Começa neste sábado (4/7) o defeso eleitoral, período em que passam a valer restrições para evitar o uso da estrutura pública em benefício de candidatos nas eleições de 2026. As regras começam a valer três meses antes do primeiro turno e seguem até o fim do pleito, em 25 de outubro.
As normas se aplicam a todos os agentes públicos, incluindo ocupantes de cargos eletivos, servidores efetivos, comissionados e contratados temporariamente.
O descumprimento das normas sujeita os responsáveis a multas que variam de R$ 5 mil a R$ 100 mil, além da possível cassação do registro ou do diploma do candidato beneficiado.
O que fica proibido?
- Publicidade institucional – Fica vedada a divulgação de propaganda de atos, programas, obras, serviços e campanhas de órgãos públicos. A exceção é para casos de grave e urgente necessidade pública reconhecida pela Justiça Eleitoral.
- Uso de bens e serviços públicos – É proibido utilizar veículos oficiais, prédios públicos ou qualquer outro bem da administração para beneficiar candidatos, partidos ou campanhas.
- Servidores em campanha – Servidores públicos não podem ser cedidos nem atuar em comitês de campanha durante o horário de expediente. A participação só é permitida se houver licença regular.
- Transferência de recursos – Estão suspensas as transferências voluntárias de recursos da União para estados e municípios e dos estados para municípios. A regra não se aplica a obras e serviços já em andamento nem a situações de emergência, calamidade pública ou ações de saúde.
- Inaugurações de obras – Candidatos estão proibidos de participar de inaugurações de obras públicas nos três meses que antecedem a eleição. Também é vedada a contratação de shows artísticos com recursos públicos para esses eventos.

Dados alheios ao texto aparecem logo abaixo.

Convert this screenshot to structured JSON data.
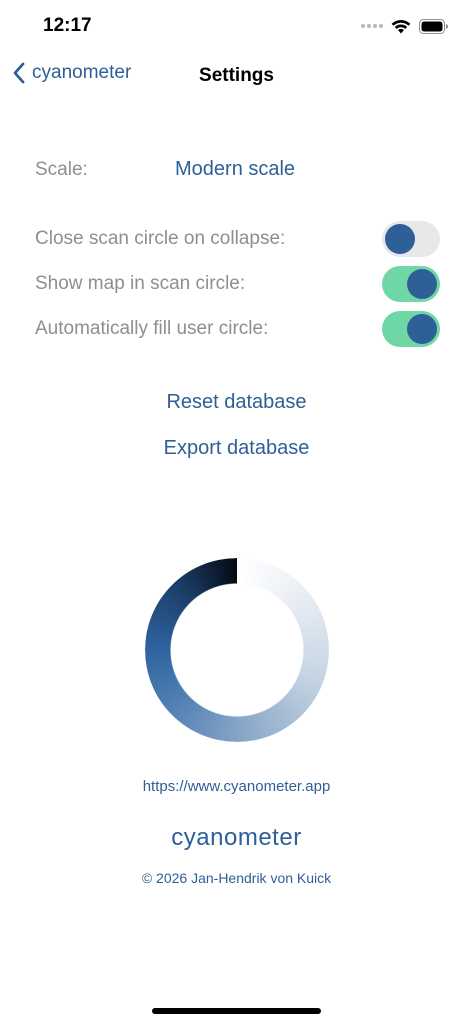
{
  "status_bar": {
    "time": "12:17",
    "icons": [
      "signal-icon",
      "wifi-icon",
      "battery-icon"
    ]
  },
  "nav": {
    "back_label": "cyanometer",
    "title": "Settings"
  },
  "scale": {
    "label": "Scale:",
    "value": "Modern scale"
  },
  "toggles": [
    {
      "label": "Close scan circle on collapse:",
      "on": false
    },
    {
      "label": "Show map in scan circle:",
      "on": true
    },
    {
      "label": "Automatically fill user circle:",
      "on": true
    }
  ],
  "actions": {
    "reset": "Reset database",
    "export": "Export database"
  },
  "footer": {
    "url": "https://www.cyanometer.app",
    "brand": "cyanometer",
    "copyright": "© 2026 Jan-Hendrik von Kuick"
  },
  "colors": {
    "accent": "#2e5f96",
    "toggle_on": "#6fd6a6",
    "toggle_off": "#e8e8ea",
    "label_gray": "#8e8e93"
  }
}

- Movimentação de pessoal – É proibido nomear, contratar, demitir sem justa causa, remover ou transferir servidores na circunscrição do pleito. Exceções valem para cargos em comissão, funções de confiança e casos ligados à continuidade de serviços essenciais.
O que continua permitido?
A administração pública segue funcionando normalmente. Permanecem autorizadas nomeações para cargos comissionados, funções de confiança e contratações necessárias para garantir serviços essenciais.
Também seguem permitidas transferências de recursos para obras já em andamento e ações emergenciais, como saúde e calamidades públicas.
Onde denunciar irregularidades
Qualquer cidadão pode denunciar possíveis irregularidades à Justiça Eleitoral por meio da Ouvidoria do Tribunal Superior Eleitoral (TSE). As denúncias também podem ser feitas ao Ministério Público Eleitoral (MPE), responsável por fiscalizar e apurar eventuais abusos de poder político ou econômico.
Partidos, federações, coligações e candidatos também podem apresentar representações diretamente aos órgãos da Justiça Eleitoral competentes.